We agree with these general principles, but question their relevance to the HapMap and its application to GWA studies. Regarding the bias in r2 estimates, our own simulations indicate that for sample sizes typically used by HapMap and for reasonably large r2's that are of interest as potential markers, this upwards bias is generally modest. Of greater concern is the bias in the maximum r2 over a set of markers in a region, which could be quite substantial. As it is this maximum (pairwise or multivariate) that is typically used in one-way or another by most tag SNP selection algorithms, it is quite possible that the ability of a tag SNP panel to predict an unobserved variant in a new sample, based on estimates from small samples, could be exaggerated. Although T&H are correct that estimation of r2 from a pooled case–control sample would be biased by the over-representation of cases, most practitioners do not in fact use this approach. More typically, study of haplotype and LD structure and the selection of tag SNPs are carried out in controls only or completely independent samples from populations similar to those under study. We have analyzed the bias in haplotype relative risk estimates that can arise from case–control samples when the population haplotype frequencies are estimated from the combined data2 and have provided a simple correction for this ascertainment bias using an appropriate ascertainment-corrected prospective likelihood. See also Epstein and Satten3, 4 for an alternative approach based on the retrospective likelihood.

With regard to T&H's second contention, we question its relevance in the case of the association of a disease (C) with a causal variant (B) and a marker (A) in LD with it. If B were truly the causal variable, then we would expect A and C to be conditionally independent, given B. The bounds on the possible rAC2 given rAB2 and rBC2 are then irrelevant, because rAC2=rAB2rBC2 owing to the absence of three-way interaction.
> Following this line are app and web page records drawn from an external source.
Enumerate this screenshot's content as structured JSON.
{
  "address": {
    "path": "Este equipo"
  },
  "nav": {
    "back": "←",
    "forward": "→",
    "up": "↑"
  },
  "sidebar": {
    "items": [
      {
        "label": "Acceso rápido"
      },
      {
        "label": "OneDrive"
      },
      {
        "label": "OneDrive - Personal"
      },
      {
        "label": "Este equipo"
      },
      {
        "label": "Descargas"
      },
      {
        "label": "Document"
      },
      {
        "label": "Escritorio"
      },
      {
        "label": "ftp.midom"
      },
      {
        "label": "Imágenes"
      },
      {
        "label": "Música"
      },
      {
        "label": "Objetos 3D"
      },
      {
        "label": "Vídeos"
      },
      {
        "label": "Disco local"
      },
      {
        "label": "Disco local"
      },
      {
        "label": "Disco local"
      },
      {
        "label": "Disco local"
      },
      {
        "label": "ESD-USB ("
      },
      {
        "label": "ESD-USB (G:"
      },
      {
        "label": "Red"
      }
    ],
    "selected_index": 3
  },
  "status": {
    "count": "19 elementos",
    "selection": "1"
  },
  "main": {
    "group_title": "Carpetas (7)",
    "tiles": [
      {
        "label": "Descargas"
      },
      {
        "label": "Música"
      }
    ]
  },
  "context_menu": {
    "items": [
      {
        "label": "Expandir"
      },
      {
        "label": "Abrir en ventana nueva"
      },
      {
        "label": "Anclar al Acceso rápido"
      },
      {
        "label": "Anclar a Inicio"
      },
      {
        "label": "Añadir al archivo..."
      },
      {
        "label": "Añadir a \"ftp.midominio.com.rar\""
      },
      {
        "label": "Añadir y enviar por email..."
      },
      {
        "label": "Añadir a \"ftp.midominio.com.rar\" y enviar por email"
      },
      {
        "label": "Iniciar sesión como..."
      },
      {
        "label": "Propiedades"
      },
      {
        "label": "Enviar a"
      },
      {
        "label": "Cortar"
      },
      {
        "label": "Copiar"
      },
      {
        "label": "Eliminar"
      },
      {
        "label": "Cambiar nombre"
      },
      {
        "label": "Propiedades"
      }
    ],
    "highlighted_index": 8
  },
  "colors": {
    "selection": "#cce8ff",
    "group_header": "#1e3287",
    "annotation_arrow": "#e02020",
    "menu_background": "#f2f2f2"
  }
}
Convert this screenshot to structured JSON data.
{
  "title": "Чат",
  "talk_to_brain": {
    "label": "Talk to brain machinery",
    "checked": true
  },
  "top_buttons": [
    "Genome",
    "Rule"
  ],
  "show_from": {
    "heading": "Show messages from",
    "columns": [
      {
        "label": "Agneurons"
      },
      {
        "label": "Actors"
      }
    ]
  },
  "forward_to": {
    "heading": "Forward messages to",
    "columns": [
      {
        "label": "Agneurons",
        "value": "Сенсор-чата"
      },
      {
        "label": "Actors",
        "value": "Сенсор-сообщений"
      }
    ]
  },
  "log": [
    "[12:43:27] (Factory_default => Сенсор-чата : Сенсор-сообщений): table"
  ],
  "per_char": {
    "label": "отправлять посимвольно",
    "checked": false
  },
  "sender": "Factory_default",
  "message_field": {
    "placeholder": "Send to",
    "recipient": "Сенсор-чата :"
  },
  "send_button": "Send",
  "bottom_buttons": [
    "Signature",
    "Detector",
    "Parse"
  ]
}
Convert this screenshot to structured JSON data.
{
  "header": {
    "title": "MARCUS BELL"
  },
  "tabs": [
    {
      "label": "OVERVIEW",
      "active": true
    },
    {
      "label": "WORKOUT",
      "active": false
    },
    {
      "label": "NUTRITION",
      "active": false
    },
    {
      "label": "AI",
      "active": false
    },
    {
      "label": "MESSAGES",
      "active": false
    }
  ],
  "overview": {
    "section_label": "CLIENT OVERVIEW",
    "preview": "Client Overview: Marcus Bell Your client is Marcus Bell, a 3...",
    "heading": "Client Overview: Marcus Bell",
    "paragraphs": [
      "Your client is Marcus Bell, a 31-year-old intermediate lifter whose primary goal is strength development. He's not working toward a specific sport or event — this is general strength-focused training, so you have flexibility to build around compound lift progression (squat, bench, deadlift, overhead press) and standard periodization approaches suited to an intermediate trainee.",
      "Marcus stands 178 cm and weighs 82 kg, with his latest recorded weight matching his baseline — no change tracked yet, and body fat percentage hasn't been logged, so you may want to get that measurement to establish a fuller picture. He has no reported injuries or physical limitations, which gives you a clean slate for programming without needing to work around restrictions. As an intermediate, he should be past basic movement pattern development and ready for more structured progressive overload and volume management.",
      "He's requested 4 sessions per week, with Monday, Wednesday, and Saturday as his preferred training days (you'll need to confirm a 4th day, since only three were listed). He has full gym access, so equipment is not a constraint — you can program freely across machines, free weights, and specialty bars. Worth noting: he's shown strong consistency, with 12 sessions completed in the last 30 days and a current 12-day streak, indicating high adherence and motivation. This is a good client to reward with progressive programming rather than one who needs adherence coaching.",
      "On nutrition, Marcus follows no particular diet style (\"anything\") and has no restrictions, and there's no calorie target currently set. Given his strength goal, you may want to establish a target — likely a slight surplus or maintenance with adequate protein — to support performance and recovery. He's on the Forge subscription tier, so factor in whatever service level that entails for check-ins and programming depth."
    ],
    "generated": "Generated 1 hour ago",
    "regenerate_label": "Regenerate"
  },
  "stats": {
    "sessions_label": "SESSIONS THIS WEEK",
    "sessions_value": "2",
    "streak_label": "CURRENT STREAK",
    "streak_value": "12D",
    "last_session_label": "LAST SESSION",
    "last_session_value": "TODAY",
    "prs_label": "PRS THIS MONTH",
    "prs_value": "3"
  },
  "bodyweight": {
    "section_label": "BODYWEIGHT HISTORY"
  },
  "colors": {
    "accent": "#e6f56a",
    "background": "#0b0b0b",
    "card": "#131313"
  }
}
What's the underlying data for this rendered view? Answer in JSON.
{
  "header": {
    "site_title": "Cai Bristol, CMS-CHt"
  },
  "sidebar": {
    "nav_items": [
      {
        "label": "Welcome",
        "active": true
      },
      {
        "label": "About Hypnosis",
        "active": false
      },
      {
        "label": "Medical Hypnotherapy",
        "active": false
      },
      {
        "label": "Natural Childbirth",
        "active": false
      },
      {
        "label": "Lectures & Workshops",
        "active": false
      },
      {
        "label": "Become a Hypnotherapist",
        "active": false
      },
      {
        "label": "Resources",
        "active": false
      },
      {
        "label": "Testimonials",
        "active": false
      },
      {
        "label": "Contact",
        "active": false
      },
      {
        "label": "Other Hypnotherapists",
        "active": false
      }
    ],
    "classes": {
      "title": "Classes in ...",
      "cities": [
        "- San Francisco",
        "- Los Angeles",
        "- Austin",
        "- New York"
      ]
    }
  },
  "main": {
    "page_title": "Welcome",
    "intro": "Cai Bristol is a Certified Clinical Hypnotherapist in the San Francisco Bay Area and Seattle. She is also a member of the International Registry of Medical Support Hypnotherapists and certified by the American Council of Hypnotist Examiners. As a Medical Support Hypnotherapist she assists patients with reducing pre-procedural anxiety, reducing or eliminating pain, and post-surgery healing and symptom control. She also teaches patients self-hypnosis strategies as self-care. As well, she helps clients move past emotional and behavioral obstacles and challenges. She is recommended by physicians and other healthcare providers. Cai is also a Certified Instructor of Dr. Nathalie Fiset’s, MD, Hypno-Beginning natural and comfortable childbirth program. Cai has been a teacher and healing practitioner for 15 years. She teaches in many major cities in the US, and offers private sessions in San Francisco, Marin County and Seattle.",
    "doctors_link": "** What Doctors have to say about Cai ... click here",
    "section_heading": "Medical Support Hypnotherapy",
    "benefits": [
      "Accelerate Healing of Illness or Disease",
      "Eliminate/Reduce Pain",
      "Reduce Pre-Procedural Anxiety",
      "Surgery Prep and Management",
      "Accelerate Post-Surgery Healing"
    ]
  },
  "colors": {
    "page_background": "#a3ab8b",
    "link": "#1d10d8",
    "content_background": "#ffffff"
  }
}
T&H admit this argument at the beginning of their Discussion, but counter with their worked example illustrating what can go wrong in the case of genetic heterogeneity. In this case, B is not the sole cause of C, but there is another causal locus D, also in LD with A, which just happens to counteract the association in such a way as lead to no association between C and A. In this situation, we would respond that the correct analysis would be to identify additional markers that would effectively tag the real causal B–D haplotype. If we denote this expanded set of markers as A*, then we contend that conditional on B–D, A* and D would be conditionally independent, so again the conditions for multiplicativity would be met and the sample size inflation that would be required would be simply proportion to the inverse of the multivariate r2 for the A* by B–D haplotype association.

Racial heterogeneity is a well-known concern about disease association studies using unrelated individuals,5 but can be addressed in the usual ways by matching on self-reported ethnic origins, genomic control, or use of family studies. Gene–environment interactions are an issue only if the gene and environmental factor are correlated in the source population. Although there certainly are examples where gene–environment independence might be questionable in candidate gene association studies, this seems unlikely for most situations involving genome-wide scans with SNPs for which there is no prior hypothesis about environmental modifiers.

Going beyond the example of T&H, it is important to remember that balanced interactions between variants in their effects on risk can obscure main effects entirely, even without any added complications brought about by the ‘measurement error’ problem discussed by T&H (ie even if all possible variants were directly genotyped) and whether or not the markers are in LD. Does this mean that we should despair of ever finding any single-marker main effects? Of course not, but it does raise important design and analysis questions about what data-mining approaches to unearth effects involving interactions can be effectively applied at the whole genome scale, and how large sample sizes should be to have a hope of winnowing out the false from true-positive associations from such undertakings. Our contention is that it ultimately will be this question that will produce the greatest challenges in the future, as the r2 problem is likely to be rapidly overcome by increasingly better knowledge of haplotype structure of the human genome and by increasingly more sophisticated SNP chips.